Saturday, June 24, 2006

St. Louis has its eyes on 6-foot-4 Erik Johnson.

ST. LOUIS -- Barring a trade or some other unexpected development, St. Louis Blues general manager Larry Pleau said the team will take 18-year-old defenseman Erik Johnson with the first overall pick in today's NHL entry draft in Vancouver.

"As we sit right now, it sure looks like the defenseman," Pleau said of Johnson, a Bloomington, Minn., native, who played for the U.S. National Team Development Program the past two seasons. "But you never know what somebody's going to throw at you over the next 48 hours." Pleau told the St. Louis Post-Dispatch in Friday's edition.

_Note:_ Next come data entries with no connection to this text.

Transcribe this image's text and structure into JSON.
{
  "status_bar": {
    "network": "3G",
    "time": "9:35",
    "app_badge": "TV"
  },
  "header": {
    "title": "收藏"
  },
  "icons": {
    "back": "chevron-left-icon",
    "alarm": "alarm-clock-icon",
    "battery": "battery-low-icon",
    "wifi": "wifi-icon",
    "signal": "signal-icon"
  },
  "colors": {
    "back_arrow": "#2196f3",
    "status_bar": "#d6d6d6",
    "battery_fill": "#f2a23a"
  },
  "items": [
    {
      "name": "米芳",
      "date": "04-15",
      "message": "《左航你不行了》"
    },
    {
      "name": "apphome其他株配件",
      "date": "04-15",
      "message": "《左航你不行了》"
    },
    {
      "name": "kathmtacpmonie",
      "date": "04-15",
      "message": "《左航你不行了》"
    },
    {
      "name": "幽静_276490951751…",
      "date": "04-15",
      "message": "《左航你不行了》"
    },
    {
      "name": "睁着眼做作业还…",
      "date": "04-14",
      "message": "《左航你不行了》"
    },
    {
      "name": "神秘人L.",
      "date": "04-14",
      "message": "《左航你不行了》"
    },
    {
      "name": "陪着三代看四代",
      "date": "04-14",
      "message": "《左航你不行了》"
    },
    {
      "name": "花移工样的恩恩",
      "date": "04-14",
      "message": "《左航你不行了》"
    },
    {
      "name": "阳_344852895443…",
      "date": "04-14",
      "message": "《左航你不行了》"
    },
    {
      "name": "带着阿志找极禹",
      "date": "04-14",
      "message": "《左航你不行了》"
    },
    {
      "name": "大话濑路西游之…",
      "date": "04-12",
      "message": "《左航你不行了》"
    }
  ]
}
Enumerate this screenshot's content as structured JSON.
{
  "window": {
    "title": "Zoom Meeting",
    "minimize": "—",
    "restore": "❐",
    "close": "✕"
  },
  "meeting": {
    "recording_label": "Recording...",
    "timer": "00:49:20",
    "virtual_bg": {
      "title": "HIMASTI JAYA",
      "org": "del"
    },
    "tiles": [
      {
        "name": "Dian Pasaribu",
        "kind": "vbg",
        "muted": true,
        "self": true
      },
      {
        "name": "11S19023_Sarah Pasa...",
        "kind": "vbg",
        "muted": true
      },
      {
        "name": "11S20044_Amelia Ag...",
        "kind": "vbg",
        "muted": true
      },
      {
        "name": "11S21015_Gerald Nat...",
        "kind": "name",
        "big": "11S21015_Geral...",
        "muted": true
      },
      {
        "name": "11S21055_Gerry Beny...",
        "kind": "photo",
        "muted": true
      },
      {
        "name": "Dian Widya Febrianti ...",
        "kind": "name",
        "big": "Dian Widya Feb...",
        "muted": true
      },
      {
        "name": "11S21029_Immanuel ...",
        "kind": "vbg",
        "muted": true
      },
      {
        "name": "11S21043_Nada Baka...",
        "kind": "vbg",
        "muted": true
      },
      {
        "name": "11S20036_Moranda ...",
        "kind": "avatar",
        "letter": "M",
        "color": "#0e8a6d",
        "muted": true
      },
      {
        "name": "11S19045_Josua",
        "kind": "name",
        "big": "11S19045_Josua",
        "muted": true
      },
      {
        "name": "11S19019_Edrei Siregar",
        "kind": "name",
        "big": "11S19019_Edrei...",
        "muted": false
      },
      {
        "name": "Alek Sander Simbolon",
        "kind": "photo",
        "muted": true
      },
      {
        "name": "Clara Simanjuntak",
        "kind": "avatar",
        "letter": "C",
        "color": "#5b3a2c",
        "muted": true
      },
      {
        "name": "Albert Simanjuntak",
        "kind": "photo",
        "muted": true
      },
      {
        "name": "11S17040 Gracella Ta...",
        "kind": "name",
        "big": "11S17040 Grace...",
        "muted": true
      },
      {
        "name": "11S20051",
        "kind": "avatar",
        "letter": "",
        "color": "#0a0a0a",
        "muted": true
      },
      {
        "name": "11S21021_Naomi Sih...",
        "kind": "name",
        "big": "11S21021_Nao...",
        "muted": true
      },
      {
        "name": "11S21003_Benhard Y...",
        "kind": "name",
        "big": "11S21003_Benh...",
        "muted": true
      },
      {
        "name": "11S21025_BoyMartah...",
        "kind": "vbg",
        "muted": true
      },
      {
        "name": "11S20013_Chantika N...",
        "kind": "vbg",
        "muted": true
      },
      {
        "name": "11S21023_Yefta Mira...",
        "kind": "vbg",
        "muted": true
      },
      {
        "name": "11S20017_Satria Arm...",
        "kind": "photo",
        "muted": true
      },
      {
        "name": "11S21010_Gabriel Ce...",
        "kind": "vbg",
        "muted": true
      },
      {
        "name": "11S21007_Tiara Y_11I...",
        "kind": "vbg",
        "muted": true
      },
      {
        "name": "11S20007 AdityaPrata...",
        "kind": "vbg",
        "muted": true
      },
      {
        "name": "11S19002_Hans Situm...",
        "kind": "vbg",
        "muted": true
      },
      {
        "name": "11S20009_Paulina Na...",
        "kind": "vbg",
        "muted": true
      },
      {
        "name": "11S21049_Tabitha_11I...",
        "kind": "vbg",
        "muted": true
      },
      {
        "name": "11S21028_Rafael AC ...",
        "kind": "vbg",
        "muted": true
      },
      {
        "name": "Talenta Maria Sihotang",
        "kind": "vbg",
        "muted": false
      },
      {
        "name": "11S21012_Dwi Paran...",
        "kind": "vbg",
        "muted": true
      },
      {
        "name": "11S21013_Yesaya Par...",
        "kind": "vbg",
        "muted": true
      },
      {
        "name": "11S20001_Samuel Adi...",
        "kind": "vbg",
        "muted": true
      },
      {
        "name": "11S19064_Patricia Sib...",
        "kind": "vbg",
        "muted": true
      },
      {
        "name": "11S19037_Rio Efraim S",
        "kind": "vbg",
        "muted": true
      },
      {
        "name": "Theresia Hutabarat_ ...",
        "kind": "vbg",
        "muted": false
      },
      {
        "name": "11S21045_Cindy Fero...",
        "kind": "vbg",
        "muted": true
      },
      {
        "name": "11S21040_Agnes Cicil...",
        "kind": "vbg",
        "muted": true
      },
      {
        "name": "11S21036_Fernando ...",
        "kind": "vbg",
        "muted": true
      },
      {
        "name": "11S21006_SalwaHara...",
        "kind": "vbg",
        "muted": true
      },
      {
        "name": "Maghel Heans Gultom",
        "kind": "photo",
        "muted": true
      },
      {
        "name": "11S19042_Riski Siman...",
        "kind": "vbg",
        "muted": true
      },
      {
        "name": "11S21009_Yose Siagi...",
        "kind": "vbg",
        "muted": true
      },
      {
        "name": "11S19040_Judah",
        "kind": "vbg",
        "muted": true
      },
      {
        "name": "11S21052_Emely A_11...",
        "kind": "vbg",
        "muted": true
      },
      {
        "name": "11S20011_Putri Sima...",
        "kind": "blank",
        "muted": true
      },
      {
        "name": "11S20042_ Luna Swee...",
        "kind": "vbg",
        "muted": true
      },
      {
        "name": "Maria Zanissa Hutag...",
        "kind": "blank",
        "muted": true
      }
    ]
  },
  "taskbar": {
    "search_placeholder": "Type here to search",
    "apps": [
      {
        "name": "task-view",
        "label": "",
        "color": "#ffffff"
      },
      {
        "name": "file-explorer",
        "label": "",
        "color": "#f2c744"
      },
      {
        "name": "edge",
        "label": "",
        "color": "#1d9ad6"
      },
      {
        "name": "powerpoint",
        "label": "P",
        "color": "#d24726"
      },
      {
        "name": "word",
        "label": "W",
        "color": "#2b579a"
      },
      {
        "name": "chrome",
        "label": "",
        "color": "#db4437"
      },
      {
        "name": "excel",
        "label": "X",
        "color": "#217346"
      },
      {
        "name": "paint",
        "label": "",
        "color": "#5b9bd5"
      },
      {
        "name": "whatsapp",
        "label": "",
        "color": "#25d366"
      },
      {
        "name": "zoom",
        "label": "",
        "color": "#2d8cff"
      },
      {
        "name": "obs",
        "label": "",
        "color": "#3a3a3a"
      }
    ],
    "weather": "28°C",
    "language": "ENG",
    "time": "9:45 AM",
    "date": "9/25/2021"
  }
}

The draft marks the first time in the team's 39-year history it has the No. 1 pick.

Many experts have long believed Johnson was the best player available. Pleau said the Blues thought so too, but wanted to be sure.

"We were at the same conclusion two months ago," he said, "but you go through the due diligence ... it's just the process you go through. But we're as close as can be that [Johnson] is the direction we're going in."

Johnson was excited by the news.

"That's pretty amazing to know that the Blues are that confident to make me the first overall pick," Johnson said.

"You get the feeling that it's more of a certainty than a probability. It's good to feel that it's becoming a reality."

Blues assistant general manager Jarmo Kekalainen said the 6-foot-4, 222 pound Johnson passed the team's "head and heart" test -- he showed the intelligence and physical attributes of a good NHL player, along with the passion.

"One of the things you don't want to get caught doing is admiring the size of the guy," Kekalainen said. "But he's impressive off the ice, too, and that confirmed what we see on the ice."

Longtime Blues defenseman Al MacInnis scouted Johnson on two occasions and came back impressed.

"He's rated No. 1 for a reason," MacInnis said. "For an 18-year-old kid, he just showed a lot of composure. He just has such a presence out there ... at the World Juniors, against all the top players, he's just a presence."

Some have compared Johnson to MacInnis' former teammate, Chris Pronger, now with Edmonton.

"I would say there are some similarities," MacInnis said. "Obviously one, (Johnson) makes a great outlet pass and nobody does that better than Chris Pronger. He's big in size, very mobile ... they both have great hockey sense."